Implementing the reliability pattern in CloudHub with VM queues


I have more-or-less implemented the Reliability Pattern in my Mule application using persistent VM queues CloudHub, as documented here. While everything works fine, it has left me with a number of questions about actually ensuring reliable delivery of my messages. To illustrate the points below, assume I have http-request component within my "application logic flow" (see the diagram on the link above) that is throwing an exception because the endpoint is down, and I want to ensure that the in flight message will eventually get delivered to the endpoint:

  1. As detailed on the link above, I have observed that when the exception is thrown within my "application logic flow", and I have made the flow transactional, the message is put back on the VM queue. However all that happens is the message then repeatedly taken off the queue, processed by the flow, and the exception is thrown again - ad infinitum. There appears to be no way of configuring any sort of retry delay or maximum number of retries on VM queues as is possible, for example, with ActiveMQ. The best work around I have come up with is to surround the http-request message processor with the until-successful scope, but I'd rather have these sorts of things apply to my whole flow (without having to wrap the whole flow in until-successful). Is this sort of thing possible using only VM queues and CloudHub?
  2. I have configured my until-successful to place the message on another VM queue which I want to use as a dead-letter-queue. Again, this works fine, and I can login to CloudHub and see the messages populated on my DLQ - but then it appears to offer no way of moving messages from this queue back into the flow when the endpoint comes back up. All it seems you can do in CloudHub is clear your queue. Again, is this possible using VM queues and CloudHub only (i.e. no other queueing tool)?

Solution

  • VM queues are very basic, whether you use them in CloudHub or not.

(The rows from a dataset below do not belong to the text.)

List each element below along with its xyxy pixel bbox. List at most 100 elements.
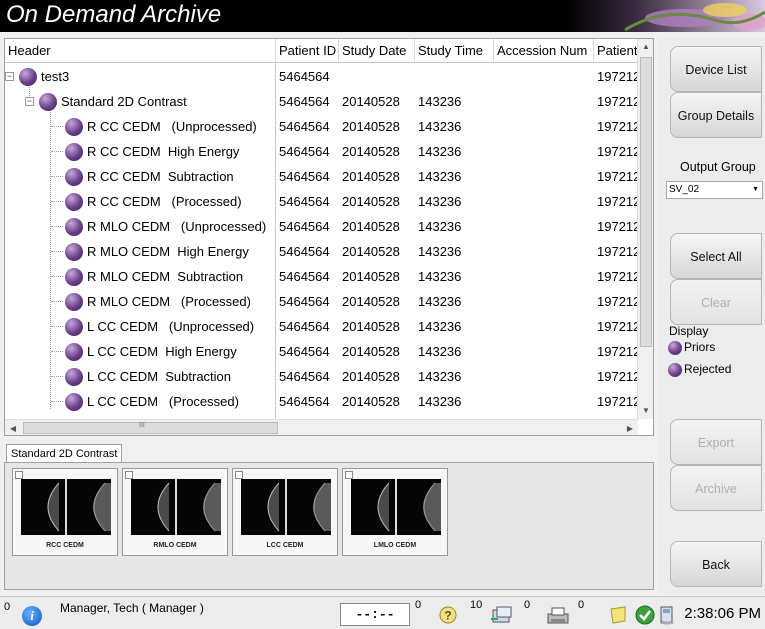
tree-line bbox=[51, 201, 63, 202]
table-row[interactable]: R MLO CEDM (Unprocessed) 5464564 20140528 1… bbox=[5, 214, 638, 239]
priors-radio-icon bbox=[668, 340, 682, 355]
tree-line bbox=[51, 376, 63, 377]
clear-button[interactable]: Clear bbox=[670, 279, 762, 325]
tree-line bbox=[51, 276, 63, 277]
cell-study-time: 143236 bbox=[418, 194, 462, 209]
column-header-study-date[interactable]: Study Date bbox=[339, 39, 415, 63]
vertical-scroll-thumb[interactable] bbox=[640, 57, 652, 347]
row-header-cell[interactable]: L CC CEDM (Processed) bbox=[5, 389, 273, 414]
row-header-cell[interactable]: R MLO CEDM (Unprocessed) bbox=[5, 214, 273, 239]
cell-patient-id: 5464564 bbox=[279, 219, 330, 234]
device-list-button[interactable]: Device List bbox=[670, 46, 762, 92]
thumbnail-card[interactable]: RMLO CEDM bbox=[122, 468, 228, 556]
back-button[interactable]: Back bbox=[670, 541, 762, 587]
output-group-select[interactable]: SV_02 ▼ bbox=[666, 181, 763, 199]
thumbnail-card[interactable]: LCC CEDM bbox=[232, 468, 338, 556]
row-header-cell[interactable]: − Standard 2D Contrast bbox=[5, 89, 273, 114]
tab-standard-2d-contrast[interactable]: Standard 2D Contrast bbox=[6, 444, 123, 462]
help-icon[interactable]: ? bbox=[438, 605, 458, 625]
collapse-icon[interactable]: − bbox=[25, 97, 34, 106]
row-header-cell[interactable]: R CC CEDM (Processed) bbox=[5, 189, 273, 214]
row-header-cell[interactable]: R CC CEDM (Unprocessed) bbox=[5, 114, 273, 139]
study-node-icon bbox=[65, 217, 83, 236]
row-header-cell[interactable]: R MLO CEDM (Processed) bbox=[5, 289, 273, 314]
cell-study-date: 20140528 bbox=[342, 169, 400, 184]
row-header-cell[interactable]: R CC CEDM High Energy bbox=[5, 139, 273, 164]
notes-icon[interactable] bbox=[608, 605, 628, 625]
cell-accession bbox=[494, 364, 594, 389]
table-row[interactable]: L CC CEDM (Unprocessed) 5464564 20140528 14… bbox=[5, 314, 638, 339]
vertical-scrollbar[interactable]: ▲ ▼ bbox=[637, 39, 653, 419]
print-queue-icon[interactable] bbox=[545, 605, 571, 625]
column-header-accession-num[interactable]: Accession Num bbox=[494, 39, 594, 63]
column-header-study-time[interactable]: Study Time bbox=[415, 39, 494, 63]
mammogram-thumbnail-image bbox=[131, 479, 221, 535]
rejected-toggle[interactable]: Rejected bbox=[668, 362, 731, 377]
table-row[interactable]: R MLO CEDM High Energy 5464564 20140528 143… bbox=[5, 239, 638, 264]
cell-patient: 197212 bbox=[597, 119, 638, 134]
row-header-cell[interactable]: R MLO CEDM Subtraction bbox=[5, 264, 273, 289]
thumbnail-checkbox[interactable] bbox=[235, 471, 243, 479]
scroll-down-arrow-icon[interactable]: ▼ bbox=[638, 403, 653, 419]
row-header-cell[interactable]: R MLO CEDM High Energy bbox=[5, 239, 273, 264]
scroll-right-arrow-icon[interactable]: ▶ bbox=[622, 420, 638, 435]
table-row[interactable]: R MLO CEDM (Processed) 5464564 20140528 143… bbox=[5, 289, 638, 314]
table-row[interactable]: R CC CEDM (Processed) 5464564 20140528 1432… bbox=[5, 189, 638, 214]
select-all-button[interactable]: Select All bbox=[670, 233, 762, 279]
info-icon[interactable]: i bbox=[22, 606, 42, 626]
cell-patient: 197212 bbox=[597, 369, 638, 384]
column-header-header[interactable]: Header bbox=[5, 39, 276, 63]
priors-toggle[interactable]: Priors bbox=[668, 340, 715, 355]
cell-study-date: 20140528 bbox=[342, 269, 400, 284]
horizontal-scroll-thumb[interactable]: III bbox=[23, 422, 278, 434]
cell-patient-id: 5464564 bbox=[279, 269, 330, 284]
table-row[interactable]: R CC CEDM Subtraction 5464564 20140528 1432… bbox=[5, 164, 638, 189]
computer-icon[interactable] bbox=[657, 605, 677, 625]
thumbnail-card[interactable]: RCC CEDM bbox=[12, 468, 118, 556]
cell-study-time: 143236 bbox=[418, 269, 462, 284]
export-button[interactable]: Export bbox=[670, 419, 762, 465]
row-header-cell[interactable]: L CC CEDM High Energy bbox=[5, 339, 273, 364]
count-a: 0 bbox=[415, 599, 422, 611]
column-header-patient-id[interactable]: Patient ID bbox=[276, 39, 339, 63]
cell-patient-id: 5464564 bbox=[279, 169, 330, 184]
row-header-cell[interactable]: R CC CEDM Subtraction bbox=[5, 164, 273, 189]
thumbnail-card[interactable]: LMLO CEDM bbox=[342, 468, 448, 556]
scroll-up-arrow-icon[interactable]: ▲ bbox=[638, 39, 653, 55]
table-row[interactable]: L CC CEDM High Energy 5464564 20140528 1432… bbox=[5, 339, 638, 364]
thumbnail-checkbox[interactable] bbox=[15, 471, 23, 479]
system-ok-icon[interactable] bbox=[635, 605, 655, 625]
archive-button[interactable]: Archive bbox=[670, 465, 762, 511]
cell-patient: 197212 bbox=[597, 344, 638, 359]
table-row[interactable]: − test3 5464564 197212 bbox=[5, 64, 638, 89]
study-node-icon bbox=[65, 192, 83, 211]
scroll-left-arrow-icon[interactable]: ◀ bbox=[5, 420, 21, 435]
cell-accession bbox=[494, 139, 594, 164]
row-header-cell[interactable]: L CC CEDM Subtraction bbox=[5, 364, 273, 389]
table-row[interactable]: R CC CEDM (Unprocessed) 5464564 20140528 14… bbox=[5, 114, 638, 139]
cell-accession bbox=[494, 389, 594, 414]
tree-line bbox=[51, 351, 63, 352]
table-row[interactable]: − Standard 2D Contrast 5464564 20140528 1432… bbox=[5, 89, 638, 114]
thumbnail-checkbox[interactable] bbox=[345, 471, 353, 479]
group-details-button[interactable]: Group Details bbox=[670, 92, 762, 138]
column-header-patient[interactable]: Patient bbox=[594, 39, 638, 63]
table-row[interactable]: R CC CEDM High Energy 5464564 20140528 1432… bbox=[5, 139, 638, 164]
row-label: Standard 2D Contrast bbox=[61, 94, 187, 109]
network-queue-icon[interactable] bbox=[490, 605, 516, 625]
cell-study-time: 143236 bbox=[418, 319, 462, 334]
row-label: R CC CEDM High Energy bbox=[87, 144, 240, 159]
study-grid[interactable]: Header Patient ID Study Date Study Time … bbox=[4, 38, 654, 436]
row-header-cell[interactable]: − test3 bbox=[5, 64, 273, 89]
horizontal-scrollbar[interactable]: ◀ III ▶ bbox=[5, 419, 638, 435]
table-row[interactable]: R MLO CEDM Subtraction 5464564 20140528 143… bbox=[5, 264, 638, 289]
cell-accession bbox=[494, 189, 594, 214]
cell-accession bbox=[494, 239, 594, 264]
collapse-icon[interactable]: − bbox=[5, 72, 14, 81]
thumbnail-checkbox[interactable] bbox=[125, 471, 133, 479]
cell-patient: 197212 bbox=[597, 144, 638, 159]
status-bar: 0 i Manager, Tech ( Manager ) --:-- 0 ? … bbox=[0, 596, 765, 629]
table-row[interactable]: L CC CEDM (Processed) 5464564 20140528 1432… bbox=[5, 389, 638, 414]
row-header-cell[interactable]: L CC CEDM (Unprocessed) bbox=[5, 314, 273, 339]
table-row[interactable]: L CC CEDM Subtraction 5464564 20140528 1432… bbox=[5, 364, 638, 389]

    1. VM queues have no capacity for delaying redelivery (like exponential back-offs). Use JMS queues if you need such features.
    2. You need to create a flow for processing the DLQ, for example one that regularly consumes the queue via the requester module and re-injects the messages into the main queue. Again, with JMS, you would have better control.

    Alternatively to JMS, you could consider hosted queues like CloudAMQP, Iron.io or AWS SQS. You would lose transaction support on the inbound endpoint but would gain better control on the (re)delivery behaviour.